For instance, the figure above shows an HLO graph that performs an elementwise
add on two input arrays of shape `f32[256]`. Suppose the buffer analysis assigns
buffer 0, 1, and 2 to `Param0`, `Param1`, and `Add`, respectively. Also suppose
`IrEmitter` emits a kernel named "add" for the `Add` instruction.
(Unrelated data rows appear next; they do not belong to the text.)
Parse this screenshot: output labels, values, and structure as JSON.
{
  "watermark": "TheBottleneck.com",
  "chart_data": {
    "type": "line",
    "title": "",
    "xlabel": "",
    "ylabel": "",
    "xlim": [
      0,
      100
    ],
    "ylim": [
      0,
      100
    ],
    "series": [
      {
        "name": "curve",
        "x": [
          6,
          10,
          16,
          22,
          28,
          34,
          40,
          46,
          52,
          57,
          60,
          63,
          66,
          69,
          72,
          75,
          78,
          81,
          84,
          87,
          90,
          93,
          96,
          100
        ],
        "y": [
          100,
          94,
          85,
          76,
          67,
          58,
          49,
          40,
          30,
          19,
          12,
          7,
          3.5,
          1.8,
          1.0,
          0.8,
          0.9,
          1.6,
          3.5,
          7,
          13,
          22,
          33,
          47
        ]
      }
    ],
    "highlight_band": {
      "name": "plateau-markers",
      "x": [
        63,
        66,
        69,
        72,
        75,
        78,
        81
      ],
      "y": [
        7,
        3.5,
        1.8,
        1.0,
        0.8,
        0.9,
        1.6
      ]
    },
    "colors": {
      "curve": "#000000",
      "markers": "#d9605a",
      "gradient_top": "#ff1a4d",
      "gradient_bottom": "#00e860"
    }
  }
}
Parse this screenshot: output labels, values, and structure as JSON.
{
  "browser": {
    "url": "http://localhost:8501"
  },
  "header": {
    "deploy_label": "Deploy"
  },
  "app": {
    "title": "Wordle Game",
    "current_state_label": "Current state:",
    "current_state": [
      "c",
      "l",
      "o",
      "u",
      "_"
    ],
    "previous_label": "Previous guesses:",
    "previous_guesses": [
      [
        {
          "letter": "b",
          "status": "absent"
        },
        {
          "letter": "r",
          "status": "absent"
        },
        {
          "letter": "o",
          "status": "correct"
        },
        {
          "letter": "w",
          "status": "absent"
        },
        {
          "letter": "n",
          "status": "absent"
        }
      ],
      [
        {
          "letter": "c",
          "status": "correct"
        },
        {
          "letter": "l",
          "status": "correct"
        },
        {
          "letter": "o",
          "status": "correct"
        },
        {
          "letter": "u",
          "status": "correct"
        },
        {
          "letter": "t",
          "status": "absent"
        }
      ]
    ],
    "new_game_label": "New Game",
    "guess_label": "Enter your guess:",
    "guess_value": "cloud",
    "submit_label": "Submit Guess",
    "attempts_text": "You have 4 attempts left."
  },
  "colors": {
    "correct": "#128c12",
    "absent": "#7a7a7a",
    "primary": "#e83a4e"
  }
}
In this case,
`IrEmitter` generates

```
KernelThunk { input buffers = [0, 1], output buffer = [2], kernel name = "add" }
```

At runtime, `GpuExecutable` launches the kernel named "add" with the base
addresses of buffer 0, 1, and 2.

### Constructing GpuExecutable

Finally, `GpuCompiler` constructs a `GpuExecutable` object that wraps the PTX
assembly and the thunk sequence generated by the `IrEmitter`.

## Runtime

At runtime, `GpuExecutable` does the following:

1.  Allocates all buffers assigned by the buffer analysis.
2.  Invokes all the thunks in its thunk sequence by calling their
    `ExecuteOnStream` interface. The base address of the allocated buffers are
    passed as an array of `void*` to the kernels and device functions emitted by
    the `IrEmitter`.
3.  Deallocates all buffers that do not live out.